The typical Dunning‑Kruger pattern — where low‑ability people overestimate themselves and high‑ability people underestimate themselves — flattened and in some measures reversed when AI was used.

Lead co‑author Robin Welsch, a computer scientist at Aalto, summarized the result:

"Our findings reveal a significant inability to assess one's performance accurately when using AI equally across our sample."

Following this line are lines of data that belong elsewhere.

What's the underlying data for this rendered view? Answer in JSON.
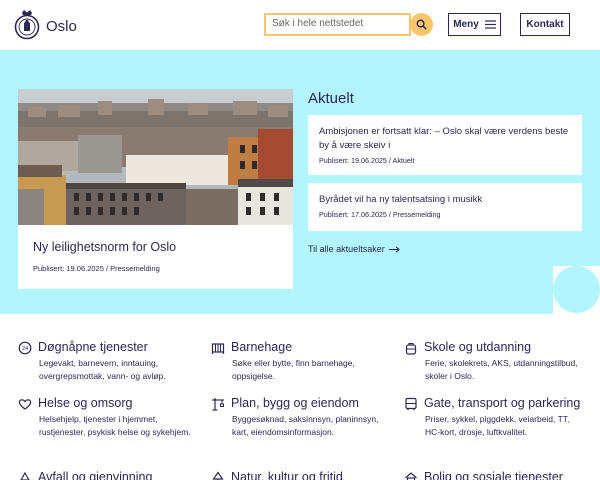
{
  "header": {
    "logo_text": "Oslo",
    "search_placeholder": "Søk i hele nettstedet",
    "menu_label": "Meny",
    "contact_label": "Kontakt"
  },
  "feature": {
    "title": "Ny leilighetsnorm for Oslo",
    "meta": "Publisert: 19.06.2025 / Pressemelding"
  },
  "aktuelt": {
    "title": "Aktuelt",
    "items": [
      {
        "title": "Ambisjonen er fortsatt klar: – Oslo skal være verdens beste by å være skeiv i",
        "meta": "Publisert: 19.06.2025 / Aktuelt"
      },
      {
        "title": "Byrådet vil ha ny talentsatsing i musikk",
        "meta": "Publisert: 17.06.2025 / Pressemelding"
      }
    ],
    "all_link": "Til alle aktueltsaker"
  },
  "services": [
    {
      "title": "Døgnåpne tjenester",
      "desc": "Legevakt, barnevern, inntauing, overgrepsmottak, vann- og avløp.",
      "icon": "clock-icon"
    },
    {
      "title": "Barnehage",
      "desc": "Søke eller bytte, finn barnehage, oppsigelse.",
      "icon": "crib-icon"
    },
    {
      "title": "Skole og utdanning",
      "desc": "Ferie, skolekrets, AKS, utdanningstilbud, skoler i Oslo.",
      "icon": "backpack-icon"
    },
    {
      "title": "Helse og omsorg",
      "desc": "Helsehjelp, tjenester i hjemmet, rustjenester, psykisk helse og sykehjem.",
      "icon": "heart-hand-icon"
    },
    {
      "title": "Plan, bygg og eiendom",
      "desc": "Byggesøknad, saksinnsyn, planinnsyn, kart, eiendomsinformasjon.",
      "icon": "crane-icon"
    },
    {
      "title": "Gate, transport og parkering",
      "desc": "Priser, sykkel, piggdekk, veiarbeid, TT, HC-kort, drosje, luftkvalitet.",
      "icon": "bus-icon"
    },
    {
      "title": "Avfall og gjenvinning",
      "desc": "",
      "icon": "recycle-icon"
    },
    {
      "title": "Natur, kultur og fritid",
      "desc": "",
      "icon": "tree-icon"
    },
    {
      "title": "Bolig og sosiale tjenester",
      "desc": "",
      "icon": "house-icon"
    }
  ]
}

Why this happens: cognitive offloading and weaker metacognitive monitoring

The authors attribute the effect largely to cognitive offloading: users often accept an AI reply after a single prompt and do not engage in further checking, rephrasing, or reflection. This reduced engagement weakens metacognitive monitoring — the internal feedback processes that help people judge the quality of their own reasoning — so people lose an important channel for assessing whether an answer is correct.

Broader implications

The researchers warn of two main risks as LLMs become widespread:

Declining metacognitive accuracy: Short‑term performance gains from accepting AI outputs may come at the cost of people’s ability to evaluate and verify information themselves.
Overconfidence across users: As the Dunning‑Kruger gap narrows or flips, even highly AI‑literate users may make overconfident decisions, increasing the likelihood of misjudgments and eroding independent skills.

Recommendations

To counter these trends the team suggests design and educational measures:

AI systems should nudge users to reflect — for example, by asking follow‑ups like "How confident are you in this answer?" or "What might this response have missed?".
Provide transparent confidence scores or explanations that encourage verification rather than blind acceptance.
Include critical‑thinking training in AI literacy programs, not just technical or operational instruction — a point echoed by bodies such as the Royal Society.

Conclusion

The Aalto study highlights a subtle trade‑off of AI assistance: while LLMs can raise baseline performance for many users, they also risk dulling our internal checks and promoting overconfidence. Designers, educators and users should therefore prioritize features and practices that promote reflection, verification and metacognitive awareness.

Reference: Robin Welsch et al., "Interactive AI and metacognitive monitoring," Computers in Human Behavior, Feb. 2026.